Falcon Pro for Android

The Good

<b>Falcon Pro</b> packages all of your basic Twitter functionality into a beautiful package with impressively smooth performance.

The Bad

No push notification, multiple account support, or autocomplete function.

The Bottom Line

Falcon Pro may be one of the best Twitter clients on Google Play, but it's still missing a few key features that could be deal-breakers for some.

Falcon's interface is about as attractive as they come, with its minimalist typeface and light-on-dark color scheme. But what's most impressive is this app's exceptionally smooth controls. Swiping up and down through your Twitter timeline is a pleasure free of any jerky refreshes, while swiping laterally between control panels is as smooth as butter as well.

Swipe left or right on the Timeline to reveal the rest of Falcon Pro's menus and Twitter functions. Screenshot by Jaymar Cabebe/CNET

All of Falcon's functionality is neatly organized into three panels. The Center panel, your Timeline, is where most of the action takes place. It displays all of your tweets with sufficiently large avatars, timestamps, and clearly identifiable usernames. It's noticeably clear of any clutter from buttons. If you want to reply, retweet, or favorite a tweet, simply long-press to reveal a slim toolbar with options. Otherwise, you can tap any individual tweet to expand it to full screen and show a preview of embedded links or images in the app's internal browser. This is a nice touch, as it lets you view rich media without having to leave Falcon. As for syncing, you can set your timeline to refresh as often as every two minutes. Unfortunately, though, there is no Push notification option as of yet. Meanwhile, the running counter at the top of the Timeline updates you with notifications for new tweets, mentions, and direct messages.
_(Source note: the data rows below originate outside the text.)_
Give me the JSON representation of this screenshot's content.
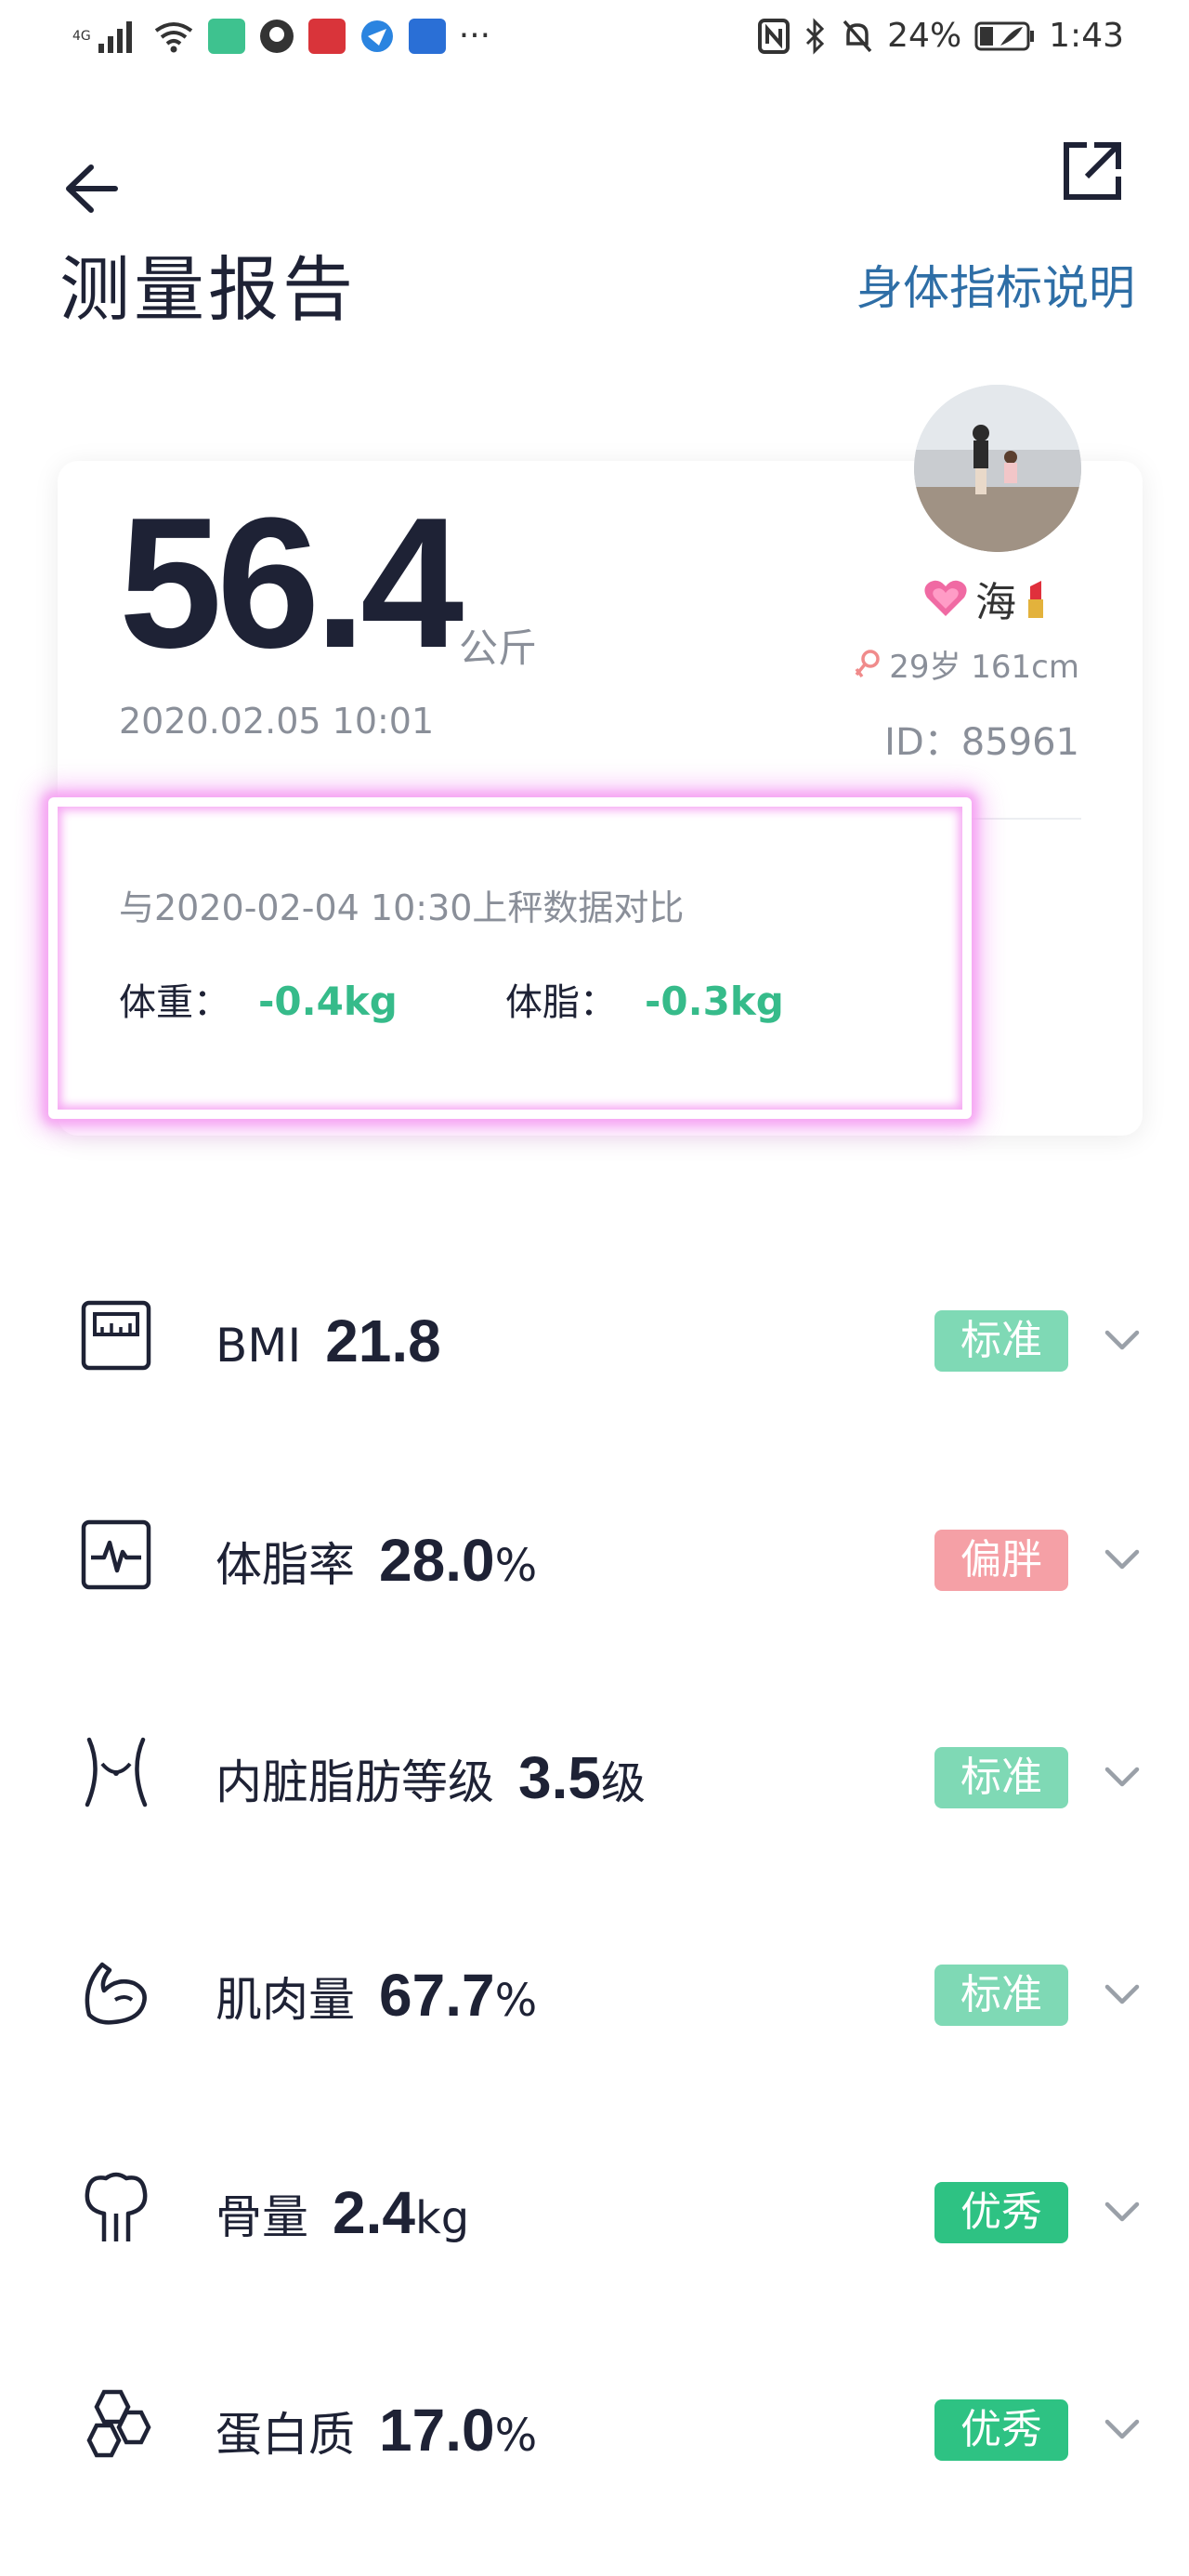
{
  "status_bar": {
    "network": "4G",
    "battery": "24%",
    "time": "1:43"
  },
  "header": {
    "title": "测量报告",
    "explain_link": "身体指标说明"
  },
  "summary": {
    "weight": "56.4",
    "unit": "公斤",
    "datetime": "2020.02.05 10:01",
    "user": {
      "name": "海",
      "age_height": "29岁 161cm",
      "id": "ID：85961"
    }
  },
  "compare": {
    "title": "与2020-02-04 10:30上秤数据对比",
    "weight_label": "体重：",
    "weight_delta": "-0.4kg",
    "fat_label": "体脂：",
    "fat_delta": "-0.3kg"
  },
  "colors": {
    "accent_blue": "#2e6ea6",
    "delta_green": "#36bb8a",
    "badge_standard": "#7fd9b5",
    "badge_fat": "#f5a0a6",
    "badge_excellent": "#2ec283"
  },
  "metrics": [
    {
      "icon": "scale-icon",
      "name": "BMI",
      "value": "21.8",
      "unit": "",
      "badge": "标准",
      "badge_color": "#7fd9b5"
    },
    {
      "icon": "heart-rate-icon",
      "name": "体脂率",
      "value": "28.0",
      "unit": "%",
      "badge": "偏胖",
      "badge_color": "#f5a0a6"
    },
    {
      "icon": "waist-icon",
      "name": "内脏脂肪等级",
      "value": "3.5",
      "unit": "级",
      "badge": "标准",
      "badge_color": "#7fd9b5"
    },
    {
      "icon": "muscle-icon",
      "name": "肌肉量",
      "value": "67.7",
      "unit": "%",
      "badge": "标准",
      "badge_color": "#7fd9b5"
    },
    {
      "icon": "bone-icon",
      "name": "骨量",
      "value": "2.4",
      "unit": "kg",
      "badge": "优秀",
      "badge_color": "#2ec283"
    },
    {
      "icon": "protein-icon",
      "name": "蛋白质",
      "value": "17.0",
      "unit": "%",
      "badge": "优秀",
      "badge_color": "#2ec283"
    }
  ]
}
The developers behind the app also recently integrated the YouTube API, which lets users view YouTube videos right within Falcon's interface. Whether a tweet contains a direct YouTube video link or a link to an external site with an embedded YouTube video, Falcon lets you play the content just as you would in your normal browser.

Tap a tweet with an embedded YouTube link to watch a video without leaving Falcon's interface Screenshot by Jaymar Cabebe/CNET

But of course, Falcon's interface is made up of more than just the Timeline. Swipe right from the Timeline to see a panel with all of your basic Twitter controls, which let you jump to your profile, following and followers lists, Search, and Settings. There are also links to Mentions, DMs, Retweets, and Favorites. Swipe left from the Timeline to see a panel of shortcuts to your lists, saved searches, world trends, and local trends.
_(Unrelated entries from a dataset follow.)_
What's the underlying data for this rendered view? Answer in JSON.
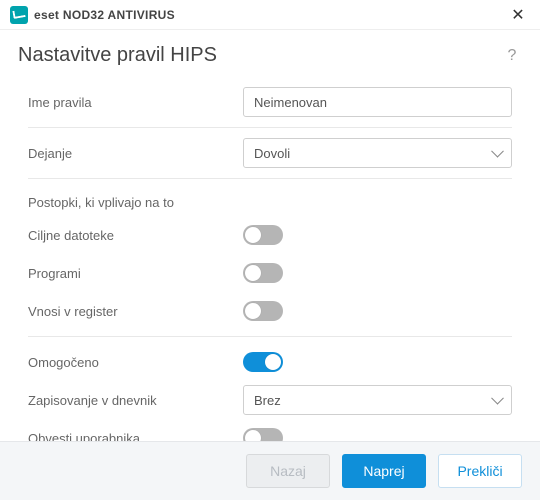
{
  "titlebar": {
    "brand_strong": "eset",
    "brand_product": "NOD32 ANTIVIRUS"
  },
  "header": {
    "title": "Nastavitve pravil HIPS"
  },
  "form": {
    "rule_name_label": "Ime pravila",
    "rule_name_value": "Neimenovan",
    "action_label": "Dejanje",
    "action_value": "Dovoli",
    "action_options": [
      "Dovoli"
    ],
    "ops_section_label": "Postopki, ki vplivajo na to",
    "target_files_label": "Ciljne datoteke",
    "target_files_on": false,
    "programs_label": "Programi",
    "programs_on": false,
    "registry_label": "Vnosi v register",
    "registry_on": false,
    "enabled_label": "Omogočeno",
    "enabled_on": true,
    "logging_label": "Zapisovanje v dnevnik",
    "logging_value": "Brez",
    "logging_options": [
      "Brez"
    ],
    "notify_label": "Obvesti uporabnika",
    "notify_on": false
  },
  "footer": {
    "back": "Nazaj",
    "next": "Naprej",
    "cancel": "Prekliči"
  },
  "icons": {
    "help": "?",
    "close": "✕"
  },
  "colors": {
    "accent": "#0f8fd9",
    "toggle_off": "#b5b5b5"
  }
}
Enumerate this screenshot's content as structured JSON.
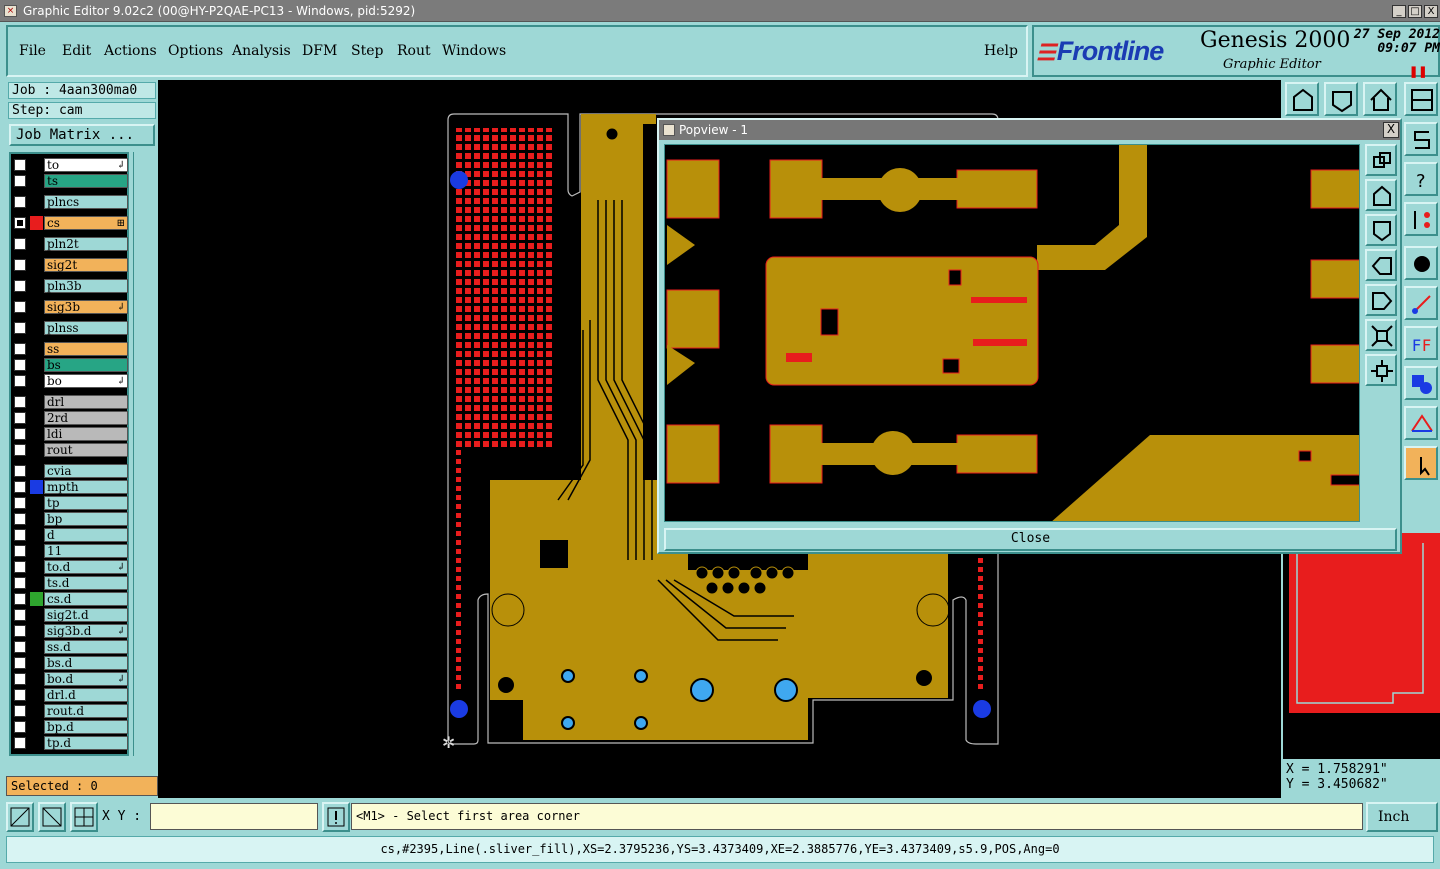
{
  "window": {
    "title": "Graphic Editor 9.02c2 (00@HY-P2QAE-PC13 - Windows, pid:5292)",
    "buttons": [
      "_",
      "□",
      "X"
    ]
  },
  "menu": {
    "items": [
      "File",
      "Edit",
      "Actions",
      "Options",
      "Analysis",
      "DFM",
      "Step",
      "Rout",
      "Windows"
    ],
    "help": "Help"
  },
  "brand": {
    "logo": "Frontline",
    "product": "Genesis 2000",
    "subtitle": "Graphic Editor",
    "date": "27 Sep 2012",
    "time": "09:07 PM",
    "pause_glyph": "❚❚"
  },
  "job": {
    "job_label": "Job : 4aan300ma0",
    "step_label": "Step: cam",
    "job_matrix": "Job Matrix ..."
  },
  "layers": [
    {
      "name": "to",
      "color": "#ffffff",
      "marker": "",
      "flag": "↲",
      "checked": false
    },
    {
      "name": "ts",
      "color": "#27a585",
      "marker": "",
      "flag": "",
      "checked": false
    },
    {
      "name": "plncs",
      "color": "#9ed8d6",
      "marker": "",
      "flag": "",
      "checked": false,
      "gap": true
    },
    {
      "name": "cs",
      "color": "#f2b25a",
      "marker": "#e81d1d",
      "flag": "⊞",
      "checked": true,
      "gap": true
    },
    {
      "name": "pln2t",
      "color": "#9ed8d6",
      "marker": "",
      "flag": "",
      "checked": false,
      "gap": true
    },
    {
      "name": "sig2t",
      "color": "#f2b25a",
      "marker": "",
      "flag": "",
      "checked": false,
      "gap": true
    },
    {
      "name": "pln3b",
      "color": "#9ed8d6",
      "marker": "",
      "flag": "",
      "checked": false,
      "gap": true
    },
    {
      "name": "sig3b",
      "color": "#f2b25a",
      "marker": "",
      "flag": "↲",
      "checked": false,
      "gap": true
    },
    {
      "name": "plnss",
      "color": "#9ed8d6",
      "marker": "",
      "flag": "",
      "checked": false,
      "gap": true
    },
    {
      "name": "ss",
      "color": "#f2b25a",
      "marker": "",
      "flag": "",
      "checked": false,
      "gap": true
    },
    {
      "name": "bs",
      "color": "#27a585",
      "marker": "",
      "flag": "",
      "checked": false
    },
    {
      "name": "bo",
      "color": "#ffffff",
      "marker": "",
      "flag": "↲",
      "checked": false
    },
    {
      "name": "drl",
      "color": "#b9b9b9",
      "marker": "",
      "flag": "",
      "checked": false,
      "gap": true
    },
    {
      "name": "2rd",
      "color": "#b9b9b9",
      "marker": "",
      "flag": "",
      "checked": false
    },
    {
      "name": "ldi",
      "color": "#b9b9b9",
      "marker": "",
      "flag": "",
      "checked": false
    },
    {
      "name": "rout",
      "color": "#b9b9b9",
      "marker": "",
      "flag": "",
      "checked": false
    },
    {
      "name": "cvia",
      "color": "#9ed8d6",
      "marker": "",
      "flag": "",
      "checked": false,
      "gap": true
    },
    {
      "name": "mpth",
      "color": "#9ed8d6",
      "marker": "#1a3be3",
      "flag": "",
      "checked": false
    },
    {
      "name": "tp",
      "color": "#9ed8d6",
      "marker": "",
      "flag": "",
      "checked": false
    },
    {
      "name": "bp",
      "color": "#9ed8d6",
      "marker": "",
      "flag": "",
      "checked": false
    },
    {
      "name": "d",
      "color": "#9ed8d6",
      "marker": "",
      "flag": "",
      "checked": false
    },
    {
      "name": "11",
      "color": "#9ed8d6",
      "marker": "",
      "flag": "",
      "checked": false
    },
    {
      "name": "to.d",
      "color": "#9ed8d6",
      "marker": "",
      "flag": "↲",
      "checked": false
    },
    {
      "name": "ts.d",
      "color": "#9ed8d6",
      "marker": "",
      "flag": "",
      "checked": false
    },
    {
      "name": "cs.d",
      "color": "#9ed8d6",
      "marker": "#2ea52e",
      "flag": "",
      "checked": false
    },
    {
      "name": "sig2t.d",
      "color": "#9ed8d6",
      "marker": "",
      "flag": "",
      "checked": false
    },
    {
      "name": "sig3b.d",
      "color": "#9ed8d6",
      "marker": "",
      "flag": "↲",
      "checked": false
    },
    {
      "name": "ss.d",
      "color": "#9ed8d6",
      "marker": "",
      "flag": "",
      "checked": false
    },
    {
      "name": "bs.d",
      "color": "#9ed8d6",
      "marker": "",
      "flag": "",
      "checked": false
    },
    {
      "name": "bo.d",
      "color": "#9ed8d6",
      "marker": "",
      "flag": "↲",
      "checked": false
    },
    {
      "name": "drl.d",
      "color": "#9ed8d6",
      "marker": "",
      "flag": "",
      "checked": false
    },
    {
      "name": "rout.d",
      "color": "#9ed8d6",
      "marker": "",
      "flag": "",
      "checked": false
    },
    {
      "name": "bp.d",
      "color": "#9ed8d6",
      "marker": "",
      "flag": "",
      "checked": false
    },
    {
      "name": "tp.d",
      "color": "#9ed8d6",
      "marker": "",
      "flag": "",
      "checked": false
    }
  ],
  "selected_label": "Selected : 0",
  "colors": {
    "copper": "#b8900a",
    "accent_red": "#e81d1d",
    "via_blue": "#1a3be3",
    "ui_teal": "#9ed8d6"
  },
  "popview": {
    "title": "Popview - 1",
    "close_label": "Close",
    "close_x": "X"
  },
  "coords": {
    "x": "X = 1.758291\"",
    "y": "Y = 3.450682\""
  },
  "bottom": {
    "xy_label": "X Y :",
    "xy_value": "",
    "prompt": "<M1> - Select first area corner",
    "unit": "Inch",
    "status": "cs,#2395,Line(.sliver_fill),XS=2.3795236,YS=3.4373409,XE=2.3885776,YE=3.4373409,s5.9,POS,Ang=0"
  },
  "toolbar_icons": [
    "home-up-icon",
    "home-down-icon",
    "home-icon",
    "window-layout-icon",
    "snap-s-icon",
    "help-icon",
    "tree-icon",
    "dot-icon",
    "measure-icon",
    "ff-icon",
    "shapes-icon",
    "arc-icon",
    "select-cursor-icon"
  ],
  "popview_tool_icons": [
    "zoom-home-icon",
    "pan-up-icon",
    "pan-down-icon",
    "pan-left-icon",
    "pan-right-icon",
    "fit-icon",
    "center-icon"
  ]
}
On the top-right of Falcon's interface is the Compose button, which brings up a clean and simple window for tapping out your own tweets. The interface makes it easy to attach existing photos or new ones, as well as add location tags to your tweets. One thing that's missing, however, is an autocomplete function. To me, this is a significant omission. When tweeting from a mobile device, I typically rely heavily on the autocomplete function for mentioning friends, as it not only makes tweeting faster, but it also saves me from having to memorize all of my friends' Twitter handles. Hopefully the feature makes it into future updates.
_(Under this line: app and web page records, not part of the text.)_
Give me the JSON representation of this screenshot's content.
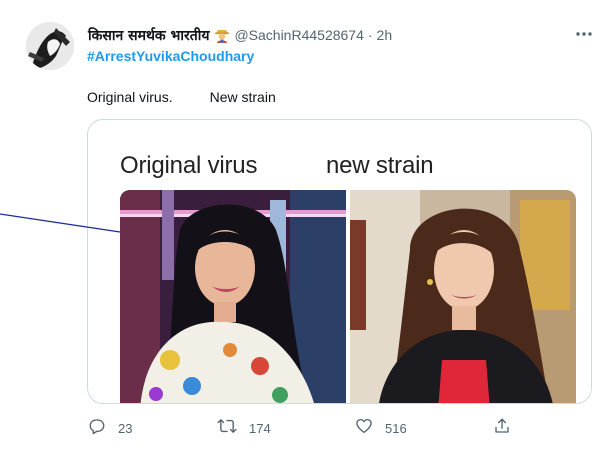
{
  "tweet": {
    "author": {
      "display_name": "किसान समर्थक भारतीय",
      "badge_emoji": "farmer-emoji",
      "handle": "@SachinR44528674",
      "separator": "·",
      "time": "2h"
    },
    "hashtag": "#ArrestYuvikaChoudhary",
    "text_part1": "Original virus.",
    "text_part2": "New strain",
    "media": {
      "label_left": "Original virus",
      "label_right": "new strain"
    },
    "actions": {
      "reply_count": "23",
      "retweet_count": "174",
      "like_count": "516"
    }
  },
  "colors": {
    "text_primary": "#0f1419",
    "text_secondary": "#536471",
    "link_blue": "#1d9bf0",
    "annotation_line": "#1a2a9e"
  },
  "icons": {
    "reply": "reply-icon",
    "retweet": "retweet-icon",
    "like": "heart-icon",
    "share": "share-icon",
    "more": "more-icon"
  }
}
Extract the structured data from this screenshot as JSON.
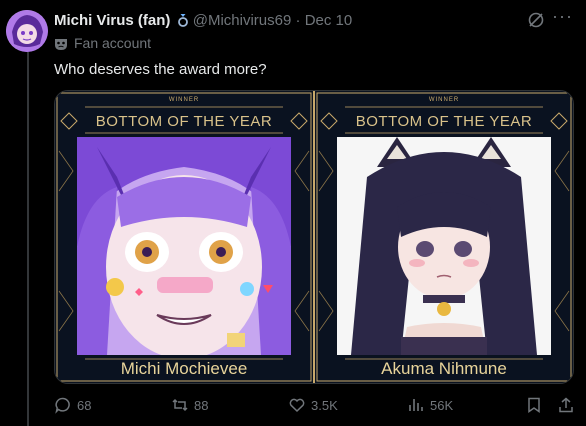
{
  "post": {
    "display_name": "Michi Virus (fan)",
    "handle": "@Michivirus69",
    "separator": "·",
    "date": "Dec 10",
    "label": "Fan account",
    "text": "Who deserves the award more?"
  },
  "media": {
    "left": {
      "winner_text": "WINNER",
      "banner": "BOTTOM OF THE YEAR",
      "name": "Michi Mochievee"
    },
    "right": {
      "winner_text": "WINNER",
      "banner": "BOTTOM OF THE YEAR",
      "name": "Akuma Nihmune"
    }
  },
  "actions": {
    "replies": "68",
    "reposts": "88",
    "likes": "3.5K",
    "views": "56K"
  },
  "colors": {
    "background": "#000000",
    "text": "#e7e9ea",
    "muted": "#71767b",
    "gold": "#c8a96b",
    "panel_bg": "#0a1220"
  },
  "icons": [
    "avatar",
    "ring-icon",
    "grok-icon",
    "more-icon",
    "mask-icon",
    "reply-icon",
    "repost-icon",
    "like-icon",
    "views-icon",
    "bookmark-icon",
    "share-icon"
  ]
}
Falcon Pro's design and performance impress (pictures)

See all photos

One great thing about the Compose function is that it can save a draft of a tweet. So, if you get interrupted while typing out your message, the next time you open up the Compose box, your work will still be there. Also, it's worth noting that Falcon uses native Twitter retweets unless you modify the contents of the tweet.

Because of its impressively smooth performance and clean interface, Falcon is one of the best Twitter clients available on Android. It makes it easy to scroll through your Timeline, search for keywords, look up friends, and of course, fire off tweets of your own. That said, it is still missing some key features. The lack of autocomplete is a big deal. Also, it's disappointing that the app doesn't support multiple accounts.